Retiree benefits, teacher removed over class assignment, Brookhaven animal shelter, organ donation priorities
Retirees should not lose earned benefits
Health coverage for retirees is not the “gift” that Newsday’s editorial board seems to think was given to municipal workers “Shrink retiree health coverage,” Editorial, Sept. 18].
In most cases, this benefit was the result of hard-fought negotiations between the unions and the municipality. There was a give-and-take in these negotiations, and unions had to give back something to get this “gift.”
Municipal worker retirees are for the most part vulnerable to the municipalities’ efforts to take away benefits because we no longer have a voice in negotiations. We paid for this benefit in givebacks that were fairly negotiated for the health coverage we now have.
When the municipalities take away this benefit from an easy target, as they surely will, will they also repay the thousands of dollars that were given to the municipalities in paybacks for those who served and worked under contracts negotiated in good faith? I doubt it.
The editorial board seems to feel that the integrity of a fairly negotiated contract is not worth the paper it was written on. It’s just not right.
— Ed Mace, Deer Park
The writer is a former president of the Rockville Centre Police Benevolent Association.
I am appalled at the editorial board’s position on full health coverage in retirement for public employees.
As a retiree from the New York City Department of Education, I worked for 25 years to educate students with the promise that in retirement I would receive both a pension and full health care benefits. For the past 20-plus years, this promise has been kept.
Now, the editorial board is supporting the movement to change the health care portion. I find this deplorable. There must be other options to solve this problem so that the burden does not solely fall on public retirees.
— Marsha Feldman, Syosset
Teacher deserves kudos, not wrath
Unlike all too much of what goes on in our classrooms, the very assignment that removed the teacher from the classroom is actually a higher-level thinking task [“Teacher removed from class over assignment,” News, Sept. 14]. Fifth-graders were asked whom they would allow in a fallout shelter in case of a nuclear attack.
It’s more innovative and useful than much of the usual repeat-after-me rote classroom material. In this unusual assignment, the students would have to discuss, evaluate and likely disagree before reaching a consensus. That, in itself, is no mean feat. The exercise involves considering and evaluating the pros, cons and “worthiness” of the people seeking shelter.
I would offer congratulations, not punishment, to the teacher. Unfortunately, all too many administrators cave in to the slightest scent of pressure.
A story like this communicates one thing to Long Island teachers. Namely, don’t take a chance by innovating and be careful of what and how you teach.
— Bruce Stasiuk, Setauket
The writer was a public school teacher for 34 years.
Shelter’s bad rating an embarrassment
The latest report of continued problems at the Brookhaven Town animal shelter should prompt more embarrassment of town officials [“Shelter ‘unsatisfactory’ again,” Our Towns, Sept. 7].
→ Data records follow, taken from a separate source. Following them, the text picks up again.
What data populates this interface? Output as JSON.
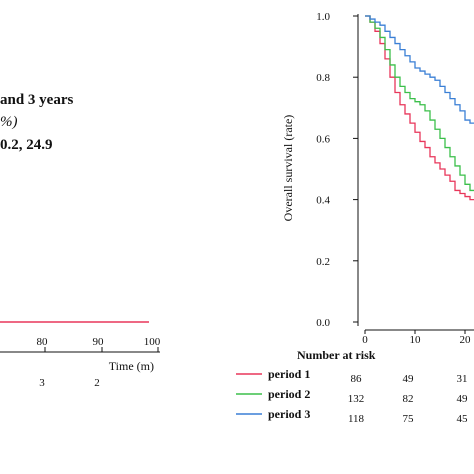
{
  "left_panel": {
    "annotation_line1": "and 3 years",
    "annotation_line2": "%)",
    "annotation_line3": "0.2, 24.9",
    "x_ticks": [
      "80",
      "90",
      "100"
    ],
    "x_axis_label": "Time (m)",
    "risk_partial": [
      "3",
      "2"
    ],
    "flat_line_color": "#e8365a"
  },
  "chart_data": {
    "type": "line",
    "title": "",
    "xlabel": "",
    "ylabel": "Overall survival (rate)",
    "xlim": [
      0,
      25
    ],
    "ylim": [
      0.0,
      1.0
    ],
    "y_ticks": [
      "1.0",
      "0.8",
      "0.6",
      "0.4",
      "0.2",
      "0.0"
    ],
    "x_ticks": [
      "0",
      "10",
      "20"
    ],
    "grid": false,
    "series": [
      {
        "name": "period 1",
        "color": "#e8365a",
        "x": [
          0,
          1,
          2,
          3,
          4,
          5,
          6,
          7,
          8,
          9,
          10,
          11,
          12,
          13,
          14,
          15,
          16,
          17,
          18,
          19,
          20,
          21,
          22,
          23,
          24,
          25
        ],
        "y": [
          1.0,
          0.98,
          0.95,
          0.91,
          0.86,
          0.8,
          0.75,
          0.71,
          0.68,
          0.65,
          0.62,
          0.59,
          0.57,
          0.54,
          0.52,
          0.5,
          0.48,
          0.46,
          0.43,
          0.42,
          0.41,
          0.4,
          0.4,
          0.4,
          0.39,
          0.39
        ]
      },
      {
        "name": "period 2",
        "color": "#3bbf4a",
        "x": [
          0,
          1,
          2,
          3,
          4,
          5,
          6,
          7,
          8,
          9,
          10,
          11,
          12,
          13,
          14,
          15,
          16,
          17,
          18,
          19,
          20,
          21,
          22,
          23,
          24,
          25
        ],
        "y": [
          1.0,
          0.98,
          0.96,
          0.93,
          0.89,
          0.84,
          0.8,
          0.77,
          0.75,
          0.73,
          0.72,
          0.71,
          0.69,
          0.66,
          0.63,
          0.6,
          0.57,
          0.54,
          0.51,
          0.48,
          0.45,
          0.43,
          0.42,
          0.42,
          0.41,
          0.41
        ]
      },
      {
        "name": "period 3",
        "color": "#3a7fd5",
        "x": [
          0,
          1,
          2,
          3,
          4,
          5,
          6,
          7,
          8,
          9,
          10,
          11,
          12,
          13,
          14,
          15,
          16,
          17,
          18,
          19,
          20,
          21,
          22,
          23,
          24,
          25
        ],
        "y": [
          1.0,
          0.99,
          0.98,
          0.97,
          0.95,
          0.93,
          0.91,
          0.89,
          0.87,
          0.85,
          0.83,
          0.82,
          0.81,
          0.8,
          0.79,
          0.77,
          0.75,
          0.73,
          0.71,
          0.69,
          0.66,
          0.65,
          0.65,
          0.65,
          0.64,
          0.64
        ]
      }
    ]
  },
  "risk_table": {
    "title": "Number at risk",
    "rows": [
      {
        "label": "period 1",
        "color": "#e8365a",
        "counts": [
          "86",
          "49",
          "31"
        ]
      },
      {
        "label": "period 2",
        "color": "#3bbf4a",
        "counts": [
          "132",
          "82",
          "49"
        ]
      },
      {
        "label": "period 3",
        "color": "#3a7fd5",
        "counts": [
          "118",
          "75",
          "45"
        ]
      }
    ]
  }
}
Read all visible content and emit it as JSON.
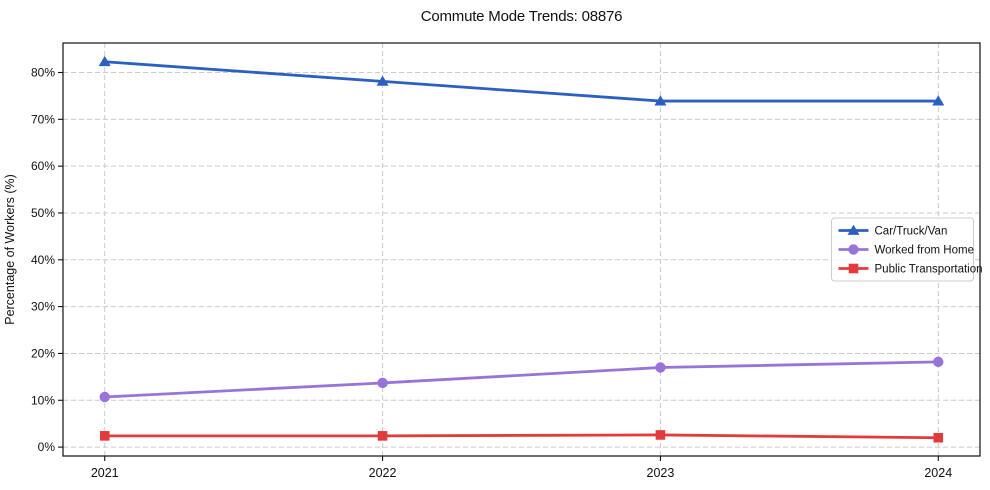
{
  "title": "Commute Mode Trends: 08876",
  "chart_data": {
    "type": "line",
    "title": "Commute Mode Trends: 08876",
    "xlabel": "",
    "ylabel": "Percentage of Workers (%)",
    "x": [
      2021,
      2022,
      2023,
      2024
    ],
    "x_tick_labels": [
      "2021",
      "2022",
      "2023",
      "2024"
    ],
    "y_ticks": [
      0,
      10,
      20,
      30,
      40,
      50,
      60,
      70,
      80
    ],
    "y_tick_labels": [
      "0%",
      "10%",
      "20%",
      "30%",
      "40%",
      "50%",
      "60%",
      "70%",
      "80%"
    ],
    "ylim": [
      -1.9,
      86.3
    ],
    "grid": true,
    "grid_style": "dashed",
    "legend_position": "right",
    "series": [
      {
        "name": "Car/Truck/Van",
        "values": [
          82.3,
          78.1,
          73.9,
          73.9
        ],
        "color": "#2b5fc1",
        "marker": "triangle"
      },
      {
        "name": "Worked from Home",
        "values": [
          10.7,
          13.7,
          17.0,
          18.2
        ],
        "color": "#9874d8",
        "marker": "circle"
      },
      {
        "name": "Public Transportation",
        "values": [
          2.4,
          2.4,
          2.6,
          2.0
        ],
        "color": "#e23b3c",
        "marker": "square"
      }
    ]
  }
}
Despite repeated efforts by committed volunteers to gain the town’s attention, the shelter has remained a low priority. It already had been cited by the county health department for violations. And volunteers have been muzzled: Speak out again and face dismissal.
Brookhaven Town leaders might do well to heed Mahatma Gandhi’s observation that “the true measure of any society can be found in how it treats its most vulnerable members.”
— Cynthia E. Parry, Center Moriches
Give organ donors first chance at organs
The article “Pig kidney transplant sets record” [Nation, Sept. 15] again reminds us that more than 100,000 people are on the national organ transplant waiting list.
One way to increase the number of human donors would be to establish a two-tiered waiting list.
Those who have signed an irrevocable willingness to donate, if in need of an organ transplant themselves, would receive preference ahead of non-signers. A minimum number of years on the donation list could prevent last-minute signers from gaming the system.
Knowing that you’d be given preference when in need is a strong incentive to volunteer donating when you no longer need any organs, that is, when you yourself are gone.